I was thinking about it for quite a while, but not sure if there would be interest. Thanks for your comment!
Would have made my life a lot easier when I was learning Pandas.
Would also be cool to have a Polars version of this too.
One suggestion:
A lot of folks come to Pandas from using SQL. It might be handy to have a couple "The equivalent of this SQL statement but in Pandas"
Pandas was never meant to be a technologist's tool. It was meant to be a researcher's tool and was unfortunately coopted to be a technical solution as well. It has not well escaped it's roots.
Pandas is fantastic for doing iterative and interactive research on semi-structured data. It has a lot of QoL facilities and utility functions for seamlessly dealing with exploratory timeseries analytics for in-core data. Data that fits into memory.
For example, I can take two time series and calculate their product:
ts3 = ts1 * ts2
This one line does a huge amount of heavily lifting by automatically aligning the timestamps and columns between the two inputs so that I'm not accidentally multiplying two entries that have the same ordinal but not the same timestamp or column label.
Can I do the same with Polars? Yes, but it comes with exponentially more cognitive overhead. And this is just one example.
Pandas is ultimately a flawed product as it's origin's go back more than a decade where R's dataframe was cutting edge. A lot of innovation happened since then and the API and internals of Pandas mean that certain choices that were made early on are nontrivial to change.
This doesn't change the fact that Pandas is still immensely useful. Eventually perhaps Polars will come close to it, but so far the focus wasn't on interactive use ergonomics unfortunately.

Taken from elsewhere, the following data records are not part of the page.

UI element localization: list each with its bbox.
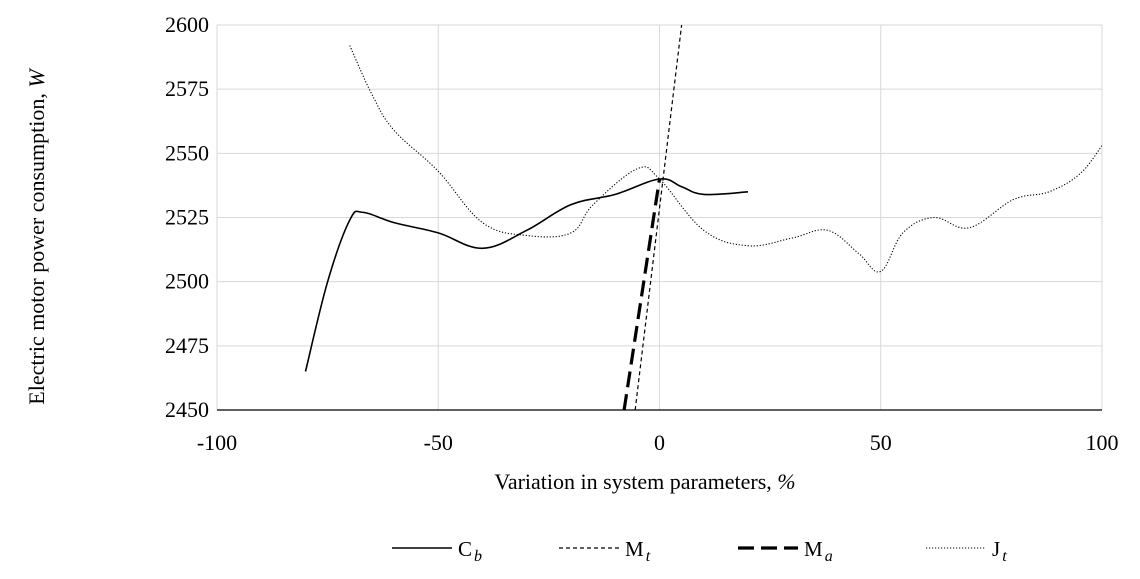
- y-tick-label: 2550: [165, 140, 209, 165]
- series-line-m-a: [622, 178, 662, 410]
- y-tick-label: 2575: [165, 76, 209, 101]
- y-tick-label: 2450: [165, 397, 209, 422]
- grid: [216, 24, 1103, 410]
- y-tick-label: 2475: [165, 333, 209, 358]
- series-line-c-b: [304, 178, 749, 372]
- y-axis-title: Electric motor power consumption, W: [24, 68, 49, 405]
- x-tick-label: 50: [870, 430, 892, 455]
- x-axis-title: Variation in system parameters, %: [494, 469, 795, 494]
- series-lines: [304, 24, 1102, 410]
- series-line-m-t: [634, 24, 683, 410]
- x-tick-label: -100: [197, 430, 237, 455]
- y-tick-label: 2600: [165, 12, 209, 37]
- tick-labels: 2450 2475 2500 2525 2550 2575 2600 -100 -50 0 50 10…: [165, 12, 1119, 455]
- y-tick-label: 2500: [165, 269, 209, 294]
- x-tick-label: 0: [654, 430, 665, 455]
- x-tick-label: 100: [1086, 430, 1119, 455]
- x-tick-label: -50: [424, 430, 453, 455]
- series-line-j-t: [349, 45, 1102, 273]
- y-tick-label: 2525: [165, 205, 209, 230]
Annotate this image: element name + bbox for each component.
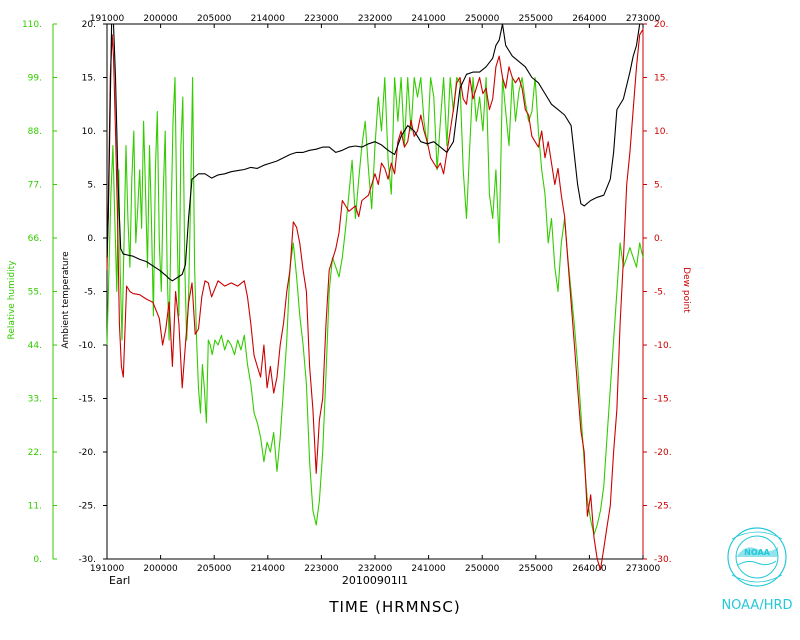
- noaa-emblem-text: NOAA: [744, 548, 770, 557]
- time-tick-label-bottom: 250000: [465, 564, 500, 574]
- dewpoint-tick-label: 10.: [654, 127, 668, 137]
- dewpoint-tick-label: -15.: [654, 395, 672, 405]
- time-tick-label-bottom: 223000: [304, 564, 339, 574]
- temperature-axis-label: Ambient temperature: [61, 251, 71, 349]
- temperature-tick-label: -30.: [78, 555, 96, 565]
- rh-tick-label: 44.: [28, 341, 42, 351]
- rh-tick-label: 88.: [28, 127, 42, 137]
- rh-tick-label: 77.: [28, 181, 42, 191]
- rh-tick-label: 33.: [28, 395, 42, 405]
- time-tick-label-top: 214000: [251, 14, 286, 24]
- rh-tick-label: 22.: [28, 448, 42, 458]
- time-tick-label-bottom: 241000: [411, 564, 446, 574]
- time-tick-label-bottom: 205000: [197, 564, 232, 574]
- rh-tick-group: 0. 11. 22. 33. 44. 55. 66. 77. 88. 99. 110.: [22, 20, 57, 565]
- time-tick-label-bottom: 232000: [358, 564, 393, 574]
- time-tick-label-top: 205000: [197, 14, 232, 24]
- temperature-tick-label: 15.: [82, 74, 96, 84]
- plot-area-frame: [106, 23, 644, 560]
- rh-axis-label: Relative humidity: [7, 260, 17, 340]
- time-tick-label-top: 200000: [143, 14, 178, 24]
- time-tick-label-bottom: 200000: [143, 564, 178, 574]
- temperature-tick-group: -30. -25. -20. -15. -10. -5. 0. 5. 10. 15. 20.: [78, 20, 107, 565]
- dewpoint-axis-label: Dew point: [681, 267, 691, 313]
- temperature-tick-label: -20.: [78, 448, 96, 458]
- time-tick-label-top: 273000: [626, 14, 661, 24]
- dewpoint-tick-label: -5.: [654, 288, 666, 298]
- rh-tick-label: 99.: [28, 74, 42, 84]
- rh-tick-label: 0.: [33, 555, 42, 565]
- time-tick-label-top: 191000: [90, 14, 125, 24]
- series-line-ambient-temperature: [106, 23, 643, 282]
- temperature-tick-label: 10.: [82, 127, 96, 137]
- temperature-tick-label: -25.: [78, 502, 96, 512]
- dewpoint-tick-label: 20.: [654, 20, 668, 30]
- agency-label: NOAA/HRD: [721, 598, 793, 613]
- time-tick-label-bottom: 191000: [90, 564, 125, 574]
- time-tick-label-top: 223000: [304, 14, 339, 24]
- time-tick-label-top: 232000: [358, 14, 393, 24]
- noaa-emblem-icon: NOAA: [727, 527, 787, 587]
- time-tick-label-bottom: 273000: [626, 564, 661, 574]
- time-tick-label-top: 255000: [519, 14, 554, 24]
- time-tick-group: 191000 191000 200000 200000 205000 205000 2140…: [90, 14, 661, 574]
- rh-tick-label: 11.: [28, 502, 42, 512]
- noaa-logo: NOAA: [716, 525, 798, 620]
- x-axis-title: TIME (HRMNSC): [328, 598, 460, 616]
- dewpoint-tick-label: -20.: [654, 448, 672, 458]
- series-group: [106, 23, 644, 571]
- time-tick-label-bottom: 264000: [572, 564, 607, 574]
- rh-tick-label: 110.: [22, 20, 42, 30]
- time-tick-label-top: 264000: [572, 14, 607, 24]
- temperature-tick-label: -10.: [78, 341, 96, 351]
- dewpoint-tick-label: 0.: [654, 234, 663, 244]
- storm-name: Earl: [109, 574, 130, 587]
- rh-tick-label: 66.: [28, 234, 42, 244]
- time-tick-label-bottom: 255000: [519, 564, 554, 574]
- dewpoint-tick-label: 5.: [654, 181, 663, 191]
- temperature-tick-label: 0.: [87, 234, 96, 244]
- rh-tick-label: 55.: [28, 288, 42, 298]
- temperature-tick-label: -5.: [84, 288, 96, 298]
- time-tick-label-bottom: 214000: [251, 564, 286, 574]
- temperature-tick-label: -15.: [78, 395, 96, 405]
- time-tick-label-top: 241000: [411, 14, 446, 24]
- flight-id: 20100901I1: [342, 574, 408, 587]
- dewpoint-tick-label: 15.: [654, 74, 668, 84]
- series-line-relative-humidity: [106, 76, 644, 536]
- dewpoint-tick-label: -10.: [654, 341, 672, 351]
- temperature-tick-label: 20.: [82, 20, 96, 30]
- dewpoint-tick-label: -30.: [654, 555, 672, 565]
- time-tick-label-top: 250000: [465, 14, 500, 24]
- dewpoint-tick-group: -30. -25. -20. -15. -10. -5. 0. 5. 10. 15. 20.: [643, 20, 672, 565]
- temperature-tick-label: 5.: [87, 181, 96, 191]
- series-line-dew-point: [106, 29, 644, 571]
- dewpoint-tick-label: -25.: [654, 502, 672, 512]
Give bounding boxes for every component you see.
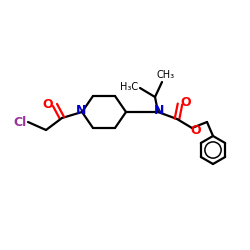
Text: CH₃: CH₃	[157, 70, 175, 80]
Text: O: O	[181, 96, 191, 108]
Text: O: O	[43, 98, 53, 110]
Text: H₃C: H₃C	[120, 82, 138, 92]
Text: N: N	[76, 104, 86, 118]
Text: Cl: Cl	[14, 116, 26, 128]
Text: O: O	[191, 124, 201, 138]
Text: N: N	[154, 104, 164, 118]
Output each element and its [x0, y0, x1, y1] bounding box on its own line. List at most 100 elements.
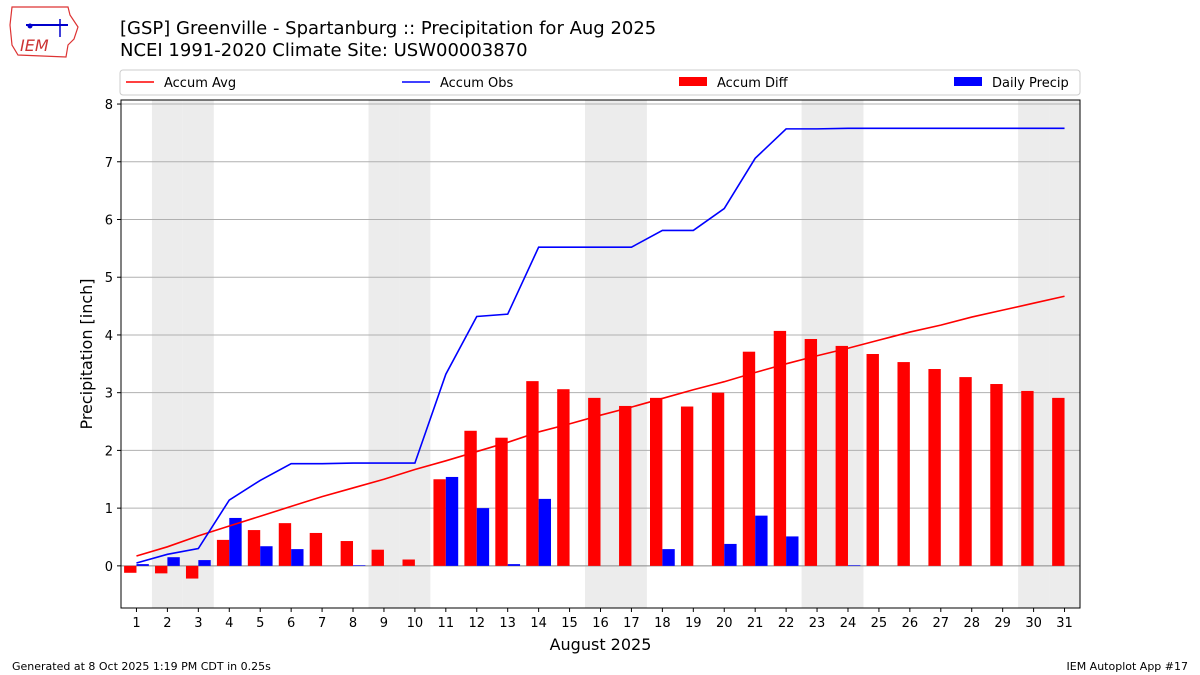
accum-diff-bar: [155, 565, 168, 574]
daily-precip-bar: [507, 564, 521, 566]
legend: [119, 69, 1081, 96]
daily-precip-bar: [291, 549, 304, 566]
x-tick-label: 26: [902, 616, 919, 631]
daily-precip-bar: [476, 508, 490, 566]
accum-diff-bar: [773, 330, 787, 566]
weekend-shade: [399, 100, 431, 608]
accum-diff-bar: [711, 392, 725, 566]
daily-precip-bar: [755, 515, 768, 566]
accum-diff-bar: [742, 351, 756, 566]
x-tick-label: 6: [287, 616, 295, 631]
legend-label: Daily Precip: [992, 76, 1069, 91]
legend-label: Accum Diff: [717, 76, 789, 91]
accum-obs-line: [136, 127, 1065, 564]
daily-precip-bar: [847, 565, 861, 566]
chart-title: [GSP] Greenville - Spartanburg :: Precip…: [120, 18, 657, 39]
x-tick-label: 8: [349, 616, 357, 631]
daily-precip-bar: [229, 517, 242, 566]
accum-diff-bar: [495, 437, 508, 566]
accum-diff-bar: [278, 523, 292, 566]
x-tick-label: 12: [468, 616, 485, 631]
daily-precip-bar: [136, 564, 149, 566]
x-tick-label: 2: [163, 616, 171, 631]
svg-text:IEM: IEM: [20, 36, 49, 55]
y-tick-label: 0: [105, 560, 113, 575]
x-tick-label: 7: [318, 616, 326, 631]
weekend-shade: [151, 100, 183, 608]
accum-diff-bar: [866, 354, 879, 566]
daily-precip-bar: [538, 498, 552, 566]
accum-diff-bar: [588, 397, 601, 566]
accum-avg-line: [136, 295, 1065, 557]
x-tick-label: 21: [747, 616, 764, 631]
weekend-shade: [182, 100, 214, 608]
legend-label: Accum Obs: [440, 76, 513, 91]
accum-diff-bar: [402, 559, 415, 566]
x-tick-label: 22: [778, 616, 795, 631]
accum-diff-bar: [433, 479, 446, 566]
x-tick-label: 29: [994, 616, 1011, 631]
x-tick-label: 10: [407, 616, 424, 631]
accum-diff-bar: [649, 397, 663, 566]
accum-diff-bar: [928, 369, 941, 566]
y-tick-label: 7: [105, 156, 113, 171]
accum-diff-bar: [835, 345, 848, 566]
accum-diff-bar: [804, 338, 818, 566]
daily-precip-bar: [445, 476, 459, 566]
y-tick-label: 8: [105, 98, 113, 113]
x-tick-label: 24: [840, 616, 857, 631]
accum-diff-bar: [959, 377, 972, 566]
x-tick-label: 25: [871, 616, 888, 631]
legend-bar-swatch: [679, 77, 707, 86]
x-tick-label: 19: [685, 616, 702, 631]
x-tick-label: 11: [438, 616, 455, 631]
accum-diff-bar: [185, 565, 199, 579]
x-tick-label: 17: [623, 616, 640, 631]
daily-precip-bar: [198, 560, 211, 566]
daily-precip-bar: [662, 549, 675, 566]
accum-diff-bar: [619, 405, 632, 566]
accum-diff-bar: [1052, 397, 1065, 566]
legend-bar-swatch: [954, 77, 982, 86]
x-tick-label: 13: [499, 616, 516, 631]
legend-label: Accum Avg: [164, 76, 236, 91]
chart-subtitle: NCEI 1991-2020 Climate Site: USW00003870: [120, 40, 528, 61]
accum-diff-bar: [990, 384, 1003, 566]
daily-precip-bar: [260, 546, 273, 566]
x-tick-label: 18: [654, 616, 671, 631]
app-note: IEM Autoplot App #17: [1066, 660, 1189, 673]
weekend-shade: [368, 100, 400, 608]
accum-diff-bar: [680, 406, 694, 566]
accum-diff-bar: [340, 541, 354, 566]
x-tick-label: 14: [530, 616, 547, 631]
daily-precip-bar: [786, 536, 799, 566]
accum-diff-bar: [216, 539, 230, 566]
x-axis-label: August 2025: [550, 635, 652, 654]
accum-diff-bar: [464, 430, 477, 566]
x-tick-label: 28: [963, 616, 980, 631]
y-tick-label: 5: [105, 271, 113, 286]
iem-logo: IEM: [9, 6, 79, 58]
accum-diff-bar: [247, 530, 261, 566]
x-tick-label: 30: [1025, 616, 1042, 631]
generated-note: Generated at 8 Oct 2025 1:19 PM CDT in 0…: [12, 660, 271, 673]
x-tick-label: 16: [592, 616, 609, 631]
x-tick-label: 20: [716, 616, 733, 631]
daily-precip-bar: [167, 557, 180, 566]
x-tick-label: 4: [225, 616, 233, 631]
y-tick-label: 1: [105, 502, 113, 517]
accum-diff-bar: [124, 565, 137, 573]
x-tick-label: 27: [933, 616, 950, 631]
x-tick-label: 15: [561, 616, 578, 631]
daily-precip-bar: [724, 543, 737, 566]
x-tick-label: 1: [132, 616, 140, 631]
x-tick-label: 5: [256, 616, 264, 631]
accum-diff-bar: [897, 362, 910, 566]
accum-diff-bar: [557, 389, 570, 566]
x-tick-label: 9: [380, 616, 388, 631]
plot-frame: [120, 99, 1081, 609]
x-tick-label: 23: [809, 616, 826, 631]
x-tick-label: 31: [1056, 616, 1073, 631]
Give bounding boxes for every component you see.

As it stands, I use pandas for research and polars for production systems.
The data world owes a lot to pandas, but it has plenty of sharp edges and using it can sometimes involve pretty close knowledge of how things like indexing/slicing/etc work under the hood.
If I get stuck in polars, its almost always just a "what's the name of the function to use?" type problem rather than needing lots of knowledge about how things are working under the hood.
A kind understatement imo. For me, the following experiences are highly coupled in my brain: "I'm using Pandas" + "I'm feeling a weird combination of confusion and pain" + "This is a dumpster fire".